Self-regulatory capacities are pivotal for academic achievement in elementary school, particularly regarding mathematics. However, different aspects of self-regulation (originating from different research traditions) have mostly been investigated separately from one another.

The present longitudinal study SELMA 3 simultaneously focused on executive functioning (EF, i.e., higher-order cognitive processes) and self-control capacity (i.e., the ability to bring one’s behavior in line with long-term goals, even though they might conflict with immediate impulses).

First, we aimed at disentangling the relationship between both constructs. We suggested that children with better EF would tend to show higher self-control capacity. Second, we aimed at investigating the distinct and joint contributions of EF and self-control capacity on children’s mathematics achievement. EF has been shown to be directly relevant to the solution of mathematics problems (Bull & Lee, 2014). Regarding self-control, students with higher self-control capacity are believed to use learning opportunities more efficiently. Therefore, we suggested that both EF and self-control capacity directly contribute to children’s mathematics achievement. Moreover, we expected an indirect contribution of children’s EF to their mathematics achievement through their self-control capacity.

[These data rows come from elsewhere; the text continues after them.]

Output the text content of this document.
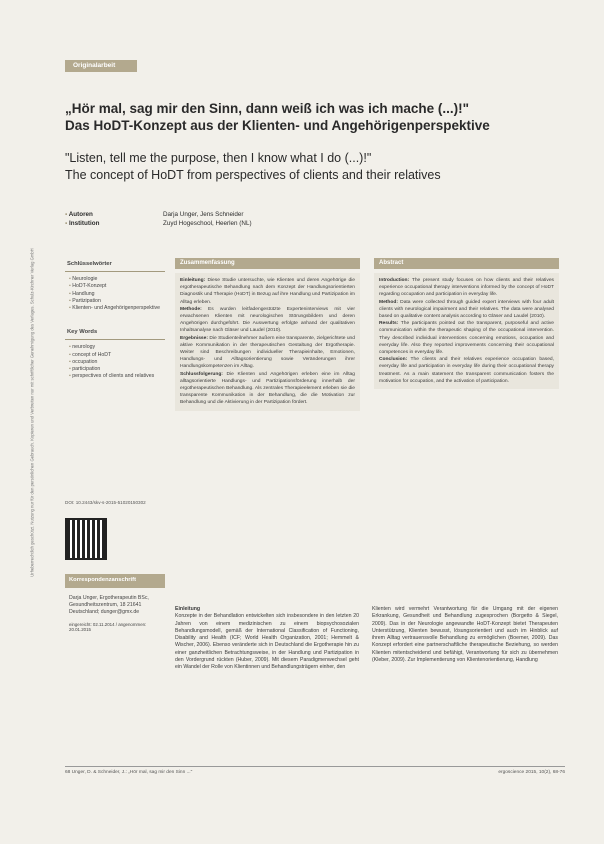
Urheberrechtlich geschützt. Nutzung nur für den persönlichen Gebrauch. Kopieren und Verbreiten nur mit schriftlicher Genehmigung des Verlages. Schulz-Kirchner Verlag GmbH
Originalarbeit
„Hör mal, sag mir den Sinn, dann weiß ich was ich mache (...)!"
Das HoDT-Konzept aus der Klienten- und Angehörigenperspektive
"Listen, tell me the purpose, then I know what I do (...)!"
The concept of HoDT from perspectives of clients and their relatives
▪ Autoren	Darja Unger, Jens Schneider
▪ Institution	Zuyd Hogeschool, Heerlen (NL)
Schlüsselwörter
▪ Neurologie
▪ HoDT-Konzept
▪ Handlung
▪ Partizipation
▪ Klienten- und Angehörigenperspektive
Key Words
▪ neurology
▪ concept of HoDT
▪ occupation
▪ participation
▪ perspectives of clients and relatives
DOI: 10.2443/skv-s-2015-51020150302
Korrespondenzanschrift
Darja Unger, Ergotherapeutin BSc, Gesundheitszentrum, 18 21641 Deutschland; dunger@gmx.de
eingereicht: 02.11.2014 / angenommen: 20.01.2015
Zusammenfassung
Einleitung: Diese Studie untersuchte, wie Klienten und deren Angehörige die ergotherapeutische Behandlung nach dem Konzept der Handlungsorientierten Diagnostik und Therapie (HoDT) in Bezug auf ihre Handlung und Partizipation im Alltag erleben.
Methode: Es wurden leitfadengestützte Experteninterviews mit vier erwachsenen Klienten mit neurologischen Störungsbildern und deren Angehörigen durchgeführt. Die Auswertung erfolgte anhand der qualitativen Inhaltsanalyse nach Gläser und Laudel (2010).
Ergebnisse: Die Studienteilnehmer äußern eine transparente, zielgerichtete und aktive Kommunikation in der therapeutischen Gestaltung der Ergotherapie. Weiter sind Beschreibungen individueller Therapieinhalte, Emotionen, Handlungs- und Alltagsorientierung sowie Veränderungen ihrer Handlungskompetenzen im Alltag.
Schlussfolgerung: Die Klienten und Angehörigen erleben eine im Alltag alltagsorientierte Handlungs- und Partizipationsförderung innerhalb der ergotherapeutischen Behandlung. Als zentrales Therapieelement erleben sie die transparente Kommunikation in der Behandlung, die die Motivation zur Behandlung und die Aktivierung in der Partizipation fördert.
Abstract
Introduction: The present study focuses on how clients and their relatives experience occupational therapy interventions informed by the concept of HoDT regarding occupation and participation in everyday life.
Method: Data were collected through guided expert interviews with four adult clients with neurological impairment and their relatives. The data were analysed based on qualitative content analysis according to Gläser and Laudel (2010).
Results: The participants pointed out the transparent, purposeful and active communication within the therapeutic shaping of the occupational intervention. They described individual interventions concerning emotions, occupation and everyday life. Also they reported improvements concerning their occupational competences in everyday life.
Conclusion: The clients and their relatives experience occupation based, everyday life and participation in everyday life during their occupational therapy treatment. As a main statement the transparent communication fosters the motivation for occupation, and the activation of participation.
Einleitung
Konzepte in der Behandlation entwickelten sich insbesondere in den letzten 20 Jahren von einem medizinischen zu einem biopsychosozialen Behandlungsmodell, gemäß der International Classification of Functioning, Disability and Health (ICF; World Health Organization, 2001; Hemmelt & Wischer, 2006). Ebenso veränderte sich in Deutschland die Ergotherapie hin zu einer ganzheitlichen Betrachtungsweise, in der Handlung und Partizipation in den Vordergrund rückten (Huber, 2009). Mit diesem Paradigmenwechsel geht ein Wandel der Rolle von Klientinnen und Behandlungsträgern einher, den
Klienten wird vermehrt Verantwortung für die Umgang mit der eigenen Erkrankung, Gesundheit und Behandlung zugesprochen (Borgetto & Siegel, 2009). Das in der Neurologie angewandte HoDT-Konzept bietet Therapeuten Unterstützung, Klienten bewusst, lösungsorientiert und auch im Hinblick auf ihrem Alltag vertrauensvolle Behandlung zu ermöglichen (Boerner, 2009). Das Konzept erfordert eine partnerschaftliche therapeutische Beziehung, so werden Klienten mitentscheidend und befähigt, Verantwortung für sich zu übernehmen (Kleber, 2009). Zur Implementierung von Klientenorientierung, Handlung
68 Unger, D. & Schneider, J.: „Hör mal, sag mir den Sinn ..."	ergoscience 2015, 10(2), 68-76
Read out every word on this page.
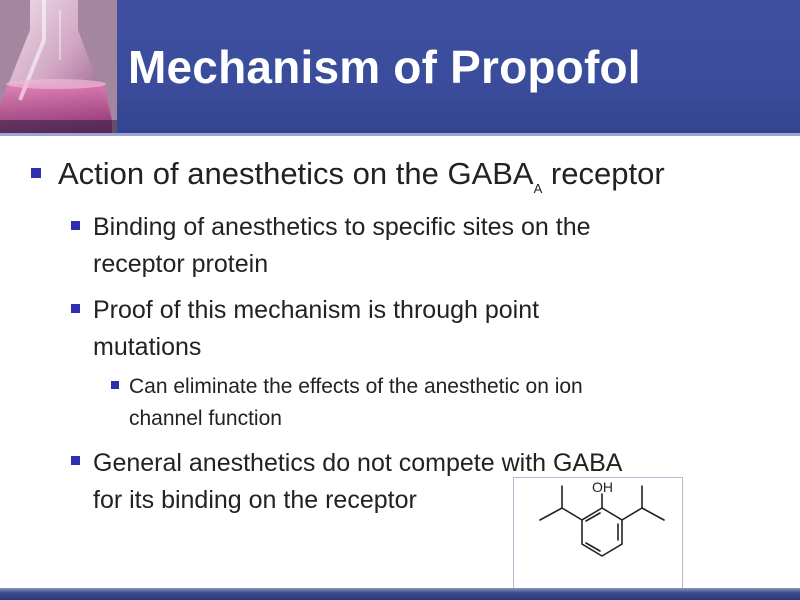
Mechanism of Propofol

Action of anesthetics on the $GABA_A$ receptor

Binding of anesthetics to specific sites on the
receptor protein

Proof of this mechanism is through point
mutations

Can eliminate the effects of the anesthetic on ion
channel function

General anesthetics do not compete with GABA
for its binding on the receptor	OH
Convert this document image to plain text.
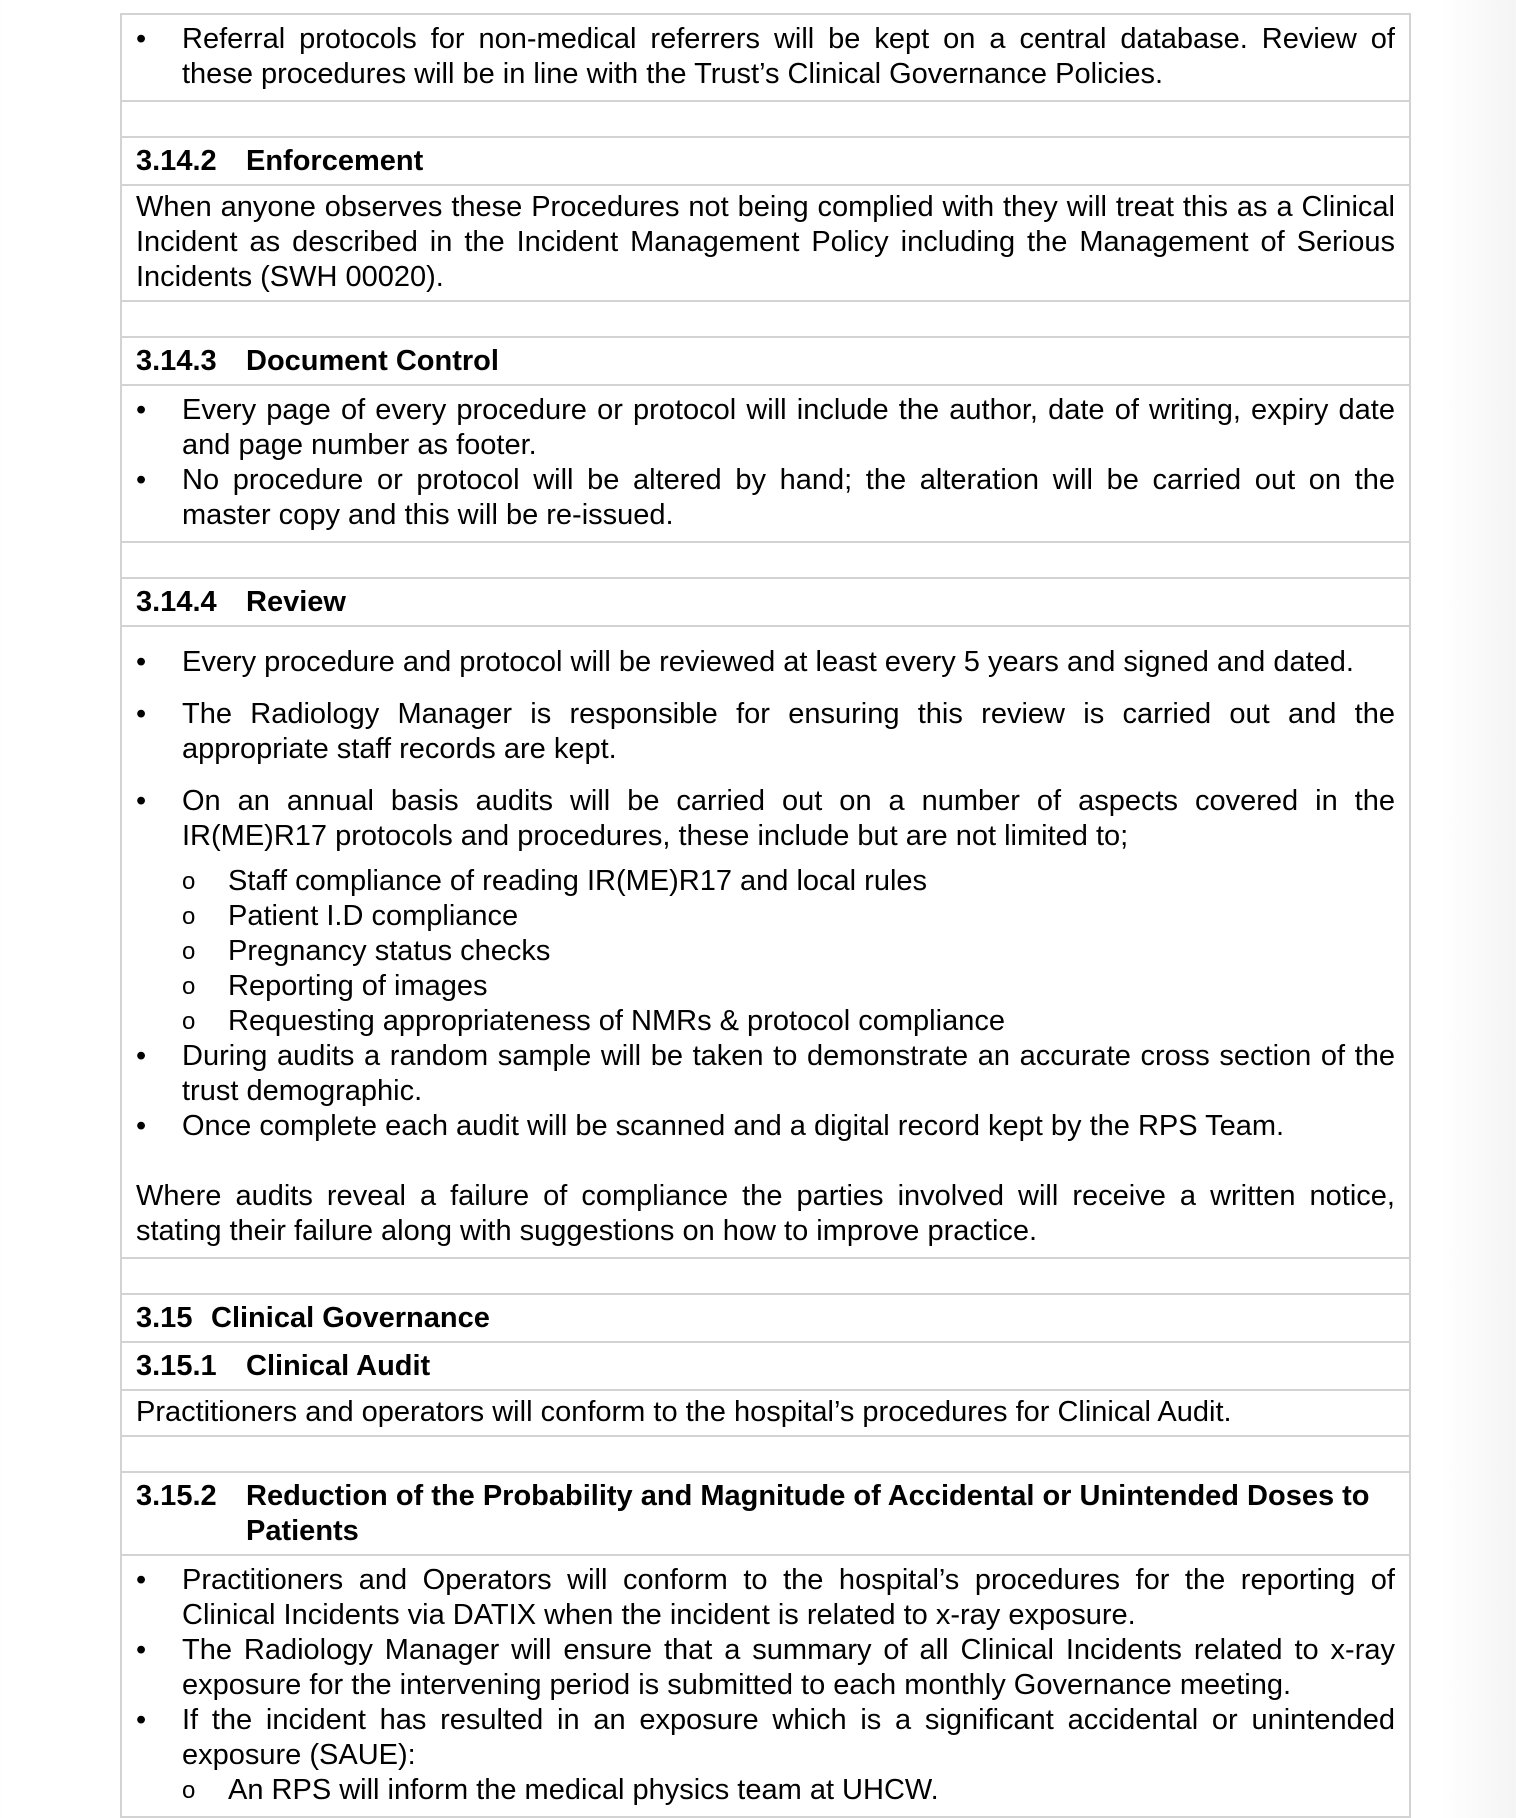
• Referral protocols for non-medical referrers will be kept on a central database. Review of these procedures will be in line with the Trust’s Clinical Governance Policies.
3.14.2 Enforcement
When anyone observes these Procedures not being complied with they will treat this as a Clinical Incident as described in the Incident Management Policy including the Management of Serious Incidents (SWH 00020).
3.14.3 Document Control
• Every page of every procedure or protocol will include the author, date of writing, expiry date and page number as footer.
• No procedure or protocol will be altered by hand; the alteration will be carried out on the master copy and this will be re-issued.
3.14.4 Review
• Every procedure and protocol will be reviewed at least every 5 years and signed and dated.
• The Radiology Manager is responsible for ensuring this review is carried out and the appropriate staff records are kept.
• On an annual basis audits will be carried out on a number of aspects covered in the IR(ME)R17 protocols and procedures, these include but are not limited to;
o Staff compliance of reading IR(ME)R17 and local rules
o Patient I.D compliance
o Pregnancy status checks
o Reporting of images
o Requesting appropriateness of NMRs & protocol compliance
• During audits a random sample will be taken to demonstrate an accurate cross section of the trust demographic.
• Once complete each audit will be scanned and a digital record kept by the RPS Team.
Where audits reveal a failure of compliance the parties involved will receive a written notice, stating their failure along with suggestions on how to improve practice.
3.15 Clinical Governance
3.15.1 Clinical Audit
Practitioners and operators will conform to the hospital’s procedures for Clinical Audit.
3.15.2 Reduction of the Probability and Magnitude of Accidental or Unintended Doses to Patients
• Practitioners and Operators will conform to the hospital’s procedures for the reporting of Clinical Incidents via DATIX when the incident is related to x-ray exposure.
• The Radiology Manager will ensure that a summary of all Clinical Incidents related to x-ray exposure for the intervening period is submitted to each monthly Governance meeting.
• If the incident has resulted in an exposure which is a significant accidental or unintended exposure (SAUE):
o An RPS will inform the medical physics team at UHCW.
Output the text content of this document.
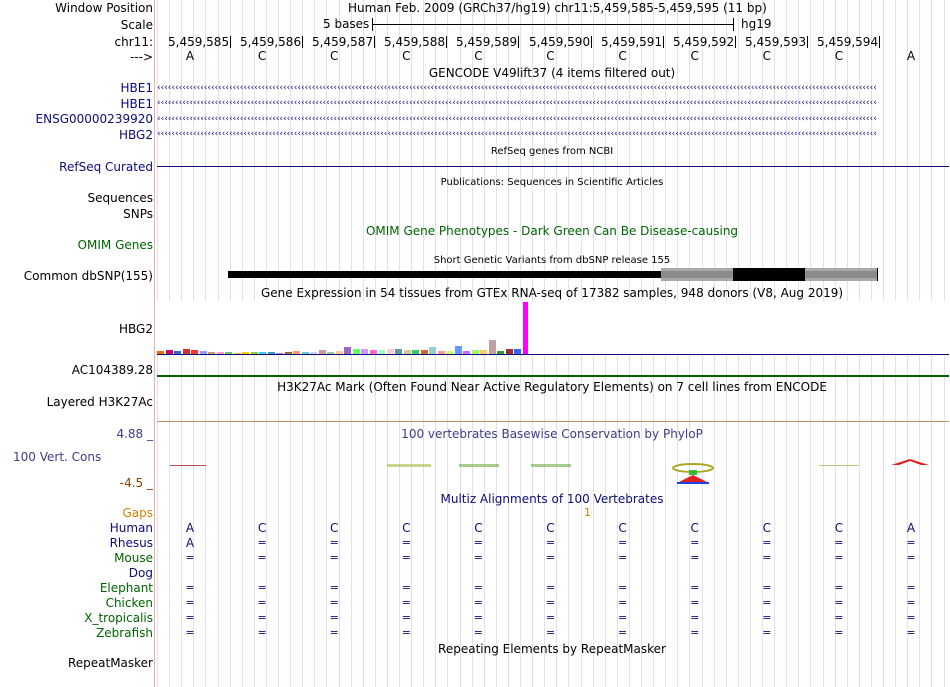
Window Position	Human Feb. 2009 (GRCh37/hg19) chr11:5,459,585-5,459,595 (11 bp)
Scale	5 bases	hg19
chr11: 5,459,585 5,459,586 5,459,587 5,459,588 5,459,589 5,459,590 5,459,591 5,459,592 5,459,593 5,459,594
--->	A	C	C	C	C	C	C	C	C	C	A
GENCODE V49lift37 (4 items filtered out)
HBE1
HBE1
ENSG00000239920
HBG2
‹‹‹‹‹‹‹‹‹‹‹‹‹‹‹‹‹‹‹‹‹‹‹‹‹‹‹‹‹‹‹‹‹‹‹‹‹‹‹‹‹‹‹‹‹‹‹‹‹‹‹‹‹‹‹‹‹‹‹‹‹‹‹‹‹‹‹‹‹‹‹‹‹‹‹‹‹‹‹‹‹‹‹‹‹‹‹‹‹‹‹‹‹‹‹‹‹‹‹‹‹‹‹‹‹‹‹‹‹‹‹‹‹‹‹‹‹‹‹‹‹‹‹‹‹‹‹‹‹‹‹‹‹‹‹‹‹‹‹‹‹‹‹‹‹‹‹‹‹‹‹‹‹‹‹‹‹‹‹‹‹‹‹‹‹‹‹‹‹‹‹‹‹‹‹‹‹‹‹‹‹‹‹‹‹‹‹‹‹‹‹‹‹‹‹‹‹‹‹‹
‹‹‹‹‹‹‹‹‹‹‹‹‹‹‹‹‹‹‹‹‹‹‹‹‹‹‹‹‹‹‹‹‹‹‹‹‹‹‹‹‹‹‹‹‹‹‹‹‹‹‹‹‹‹‹‹‹‹‹‹‹‹‹‹‹‹‹‹‹‹‹‹‹‹‹‹‹‹‹‹‹‹‹‹‹‹‹‹‹‹‹‹‹‹‹‹‹‹‹‹‹‹‹‹‹‹‹‹‹‹‹‹‹‹‹‹‹‹‹‹‹‹‹‹‹‹‹‹‹‹‹‹‹‹‹‹‹‹‹‹‹‹‹‹‹‹‹‹‹‹‹‹‹‹‹‹‹‹‹‹‹‹‹‹‹‹‹‹‹‹‹‹‹‹‹‹‹‹‹‹‹‹‹‹‹‹‹‹‹‹‹‹‹‹‹‹‹‹‹‹
‹‹‹‹‹‹‹‹‹‹‹‹‹‹‹‹‹‹‹‹‹‹‹‹‹‹‹‹‹‹‹‹‹‹‹‹‹‹‹‹‹‹‹‹‹‹‹‹‹‹‹‹‹‹‹‹‹‹‹‹‹‹‹‹‹‹‹‹‹‹‹‹‹‹‹‹‹‹‹‹‹‹‹‹‹‹‹‹‹‹‹‹‹‹‹‹‹‹‹‹‹‹‹‹‹‹‹‹‹‹‹‹‹‹‹‹‹‹‹‹‹‹‹‹‹‹‹‹‹‹‹‹‹‹‹‹‹‹‹‹‹‹‹‹‹‹‹‹‹‹‹‹‹‹‹‹‹‹‹‹‹‹‹‹‹‹‹‹‹‹‹‹‹‹‹‹‹‹‹‹‹‹‹‹‹‹‹‹‹‹‹‹‹‹‹‹‹‹‹‹
‹‹‹‹‹‹‹‹‹‹‹‹‹‹‹‹‹‹‹‹‹‹‹‹‹‹‹‹‹‹‹‹‹‹‹‹‹‹‹‹‹‹‹‹‹‹‹‹‹‹‹‹‹‹‹‹‹‹‹‹‹‹‹‹‹‹‹‹‹‹‹‹‹‹‹‹‹‹‹‹‹‹‹‹‹‹‹‹‹‹‹‹‹‹‹‹‹‹‹‹‹‹‹‹‹‹‹‹‹‹‹‹‹‹‹‹‹‹‹‹‹‹‹‹‹‹‹‹‹‹‹‹‹‹‹‹‹‹‹‹‹‹‹‹‹‹‹‹‹‹‹‹‹‹‹‹‹‹‹‹‹‹‹‹‹‹‹‹‹‹‹‹‹‹‹‹‹‹‹‹‹‹‹‹‹‹‹‹‹‹‹‹‹‹‹‹‹‹‹‹
RefSeq genes from NCBI
RefSeq Curated
Publications: Sequences in Scientific Articles
Sequences
SNPs
OMIM Gene Phenotypes - Dark Green Can Be Disease-causing
OMIM Genes
Short Genetic Variants from dbSNP release 155
Common dbSNP(155)
Gene Expression in 54 tissues from GTEx RNA-seq of 17382 samples, 948 donors (V8, Aug 2019)
HBG2
AC104389.28
H3K27Ac Mark (Often Found Near Active Regulatory Elements) on 7 cell lines from ENCODE
Layered H3K27Ac
4.88 _	100 vertebrates Basewise Conservation by PhyloP
100 Vert. Cons
-4.5 _
Multiz Alignments of 100 Vertebrates
Gaps	1
Human	A	C	C	C	C	C	C	C	C	C	A
Rhesus	A	=	=	=	=	=	=	=	=	=	=
Mouse	=	=	=	=	=	=	=	=	=	=	=
Dog
Elephant	=	=	=	=	=	=	=	=	=	=	=
Chicken	=	=	=	=	=	=	=	=	=	=	=
X_tropicalis	=	=	=	=	=	=	=	=	=	=	=
Zebrafish	=	=	=	=	=	=	=	=	=	=	=
Repeating Elements by RepeatMasker
RepeatMasker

Participants of the study were third-graders from the city of Leipzig. As suggested, both EF (specifically the working memory component) and mathematics self-concept contributed to children’s self-control in the context of mathematics instruction. Both working memory and self-control predicted children’s later mathematics performance, controlling for prior performance. Findings of this study show that EF and self-control are distinct skills and support conceptualizations of EF as the cognitive foundation of self-control. Programs designed to improve children’s self-regulative skills in order to facilitate their mathematics performance should therefore take into account both EF, particularly working memory,  and self-control in the context of mathematics instructions. Moreover, mathematics teachers should be aware of children’s individual strengths and difficulties with regard to both skills in order to tailor instructional support and materials to every student’s needs. Future studies should continue to investigate the specific role of the EF components of inhibitory control and attention shifting in facilitating academic performance.